BP: Put a price on carbon
A price on carbon is the "missing link" in the world's quest to increase energy efficiency, reduce emissions and develop alternatives to hydrocarbons, accoridng to BP's chief executive
Addressing delegates at a conference in India, Tony Hayward said such a carbon price should apply equally to all carbon, "whether from a smokestack or a tailpipe".
Carbon pricing would make "energy conservation more attractive and alternative energy more cost competitive". It would also allow "informed investment" in technology and fossil fuels, which will continue to dominate the energy landscape for decades, Hayward said.
"Plans for a US cap-and-trade system are before Congress. Australia also has a system under development. We now need moves at the global level to strengthen, extend, and ultimately link these systems."
Hayward extended this plea to other areas or regulation, saying that to ensure cheap, sustainable, secure energy supplies to meet the world's growing demand, the energy industry needs a "clear regulatory framework that enables business to invest with confidence to build such a future". The world will need 45% more energy in 2030 than it consumes today, he said, which will require investment of more than $1 trillion in the next 20 years.
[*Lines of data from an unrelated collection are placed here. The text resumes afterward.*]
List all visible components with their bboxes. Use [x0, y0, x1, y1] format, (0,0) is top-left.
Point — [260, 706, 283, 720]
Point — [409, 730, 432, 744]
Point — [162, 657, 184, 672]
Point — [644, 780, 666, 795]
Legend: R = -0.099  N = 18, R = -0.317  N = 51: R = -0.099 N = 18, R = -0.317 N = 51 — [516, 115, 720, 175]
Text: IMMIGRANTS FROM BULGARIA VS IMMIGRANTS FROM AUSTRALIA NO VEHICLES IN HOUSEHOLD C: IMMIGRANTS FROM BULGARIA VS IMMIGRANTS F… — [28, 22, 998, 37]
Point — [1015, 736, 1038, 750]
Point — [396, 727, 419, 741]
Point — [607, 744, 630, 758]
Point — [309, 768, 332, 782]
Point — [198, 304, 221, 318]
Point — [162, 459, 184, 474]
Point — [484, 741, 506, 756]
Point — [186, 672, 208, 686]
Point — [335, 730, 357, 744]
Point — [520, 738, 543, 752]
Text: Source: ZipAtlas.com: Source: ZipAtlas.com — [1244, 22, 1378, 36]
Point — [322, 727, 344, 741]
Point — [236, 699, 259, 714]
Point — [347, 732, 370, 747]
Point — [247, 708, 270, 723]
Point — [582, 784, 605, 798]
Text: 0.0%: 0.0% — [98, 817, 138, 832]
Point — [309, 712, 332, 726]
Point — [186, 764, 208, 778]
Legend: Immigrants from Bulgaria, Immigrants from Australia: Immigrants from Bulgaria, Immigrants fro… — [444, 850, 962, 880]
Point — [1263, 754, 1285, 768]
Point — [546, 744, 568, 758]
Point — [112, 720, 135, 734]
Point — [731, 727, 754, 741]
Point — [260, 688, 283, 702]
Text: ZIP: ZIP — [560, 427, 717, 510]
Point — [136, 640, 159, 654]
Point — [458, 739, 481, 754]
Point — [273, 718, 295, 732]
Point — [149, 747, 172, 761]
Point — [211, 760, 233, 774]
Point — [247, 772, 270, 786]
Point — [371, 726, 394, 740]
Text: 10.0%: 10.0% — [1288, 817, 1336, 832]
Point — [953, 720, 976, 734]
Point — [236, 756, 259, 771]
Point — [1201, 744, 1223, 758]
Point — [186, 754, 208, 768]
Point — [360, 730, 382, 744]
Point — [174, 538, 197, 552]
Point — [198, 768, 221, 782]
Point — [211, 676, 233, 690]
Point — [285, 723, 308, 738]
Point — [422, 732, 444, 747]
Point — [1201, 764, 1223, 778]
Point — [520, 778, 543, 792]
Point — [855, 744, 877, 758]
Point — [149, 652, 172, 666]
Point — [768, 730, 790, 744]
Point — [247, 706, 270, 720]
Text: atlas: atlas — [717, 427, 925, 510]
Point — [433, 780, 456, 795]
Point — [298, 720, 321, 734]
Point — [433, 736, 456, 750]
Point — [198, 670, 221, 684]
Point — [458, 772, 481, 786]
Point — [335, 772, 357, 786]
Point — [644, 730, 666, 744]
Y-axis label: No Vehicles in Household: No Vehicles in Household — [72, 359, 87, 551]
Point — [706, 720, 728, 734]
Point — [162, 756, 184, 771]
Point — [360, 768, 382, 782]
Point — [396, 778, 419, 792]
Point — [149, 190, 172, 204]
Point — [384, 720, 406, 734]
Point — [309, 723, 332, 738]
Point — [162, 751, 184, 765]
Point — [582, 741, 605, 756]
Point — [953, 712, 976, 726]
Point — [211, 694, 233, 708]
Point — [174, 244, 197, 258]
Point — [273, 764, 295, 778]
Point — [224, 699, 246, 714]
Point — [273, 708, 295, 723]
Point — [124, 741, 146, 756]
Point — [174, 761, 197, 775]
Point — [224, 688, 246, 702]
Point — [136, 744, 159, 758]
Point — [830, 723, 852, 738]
This would bring changes in the energy matrix, he predicted. But he warned listeners to be "realistic" about the contribution that renewable energy will make, saying that all of the world's wind, solar, wave, tidal and geothermal energy will account for around only 5% of total consumption by 2030, compared with 1% now. "So, in other words, we can have a sustainable energy future and significant volumes of fossil fuels. That's important. It's also reassuring because it would be impossible to fulfil the demand without hydrocarbons."
However, 18 months after he predicted a new form of relations between national oil companies and international oil companies (IOCs) that did not require the ownership of reserves by the latter, Hayward called for resource-rich countries to open up their riches to foreign developers. "Today almost 80% of the world's oil resources are off-limits to the technology and expertise that IOCs can provide. I think that needs to change," he said.
The consequences if the energy industry fails to make hydrocarbons more available to development and expand the role of alternative energies, he said, would be "serious".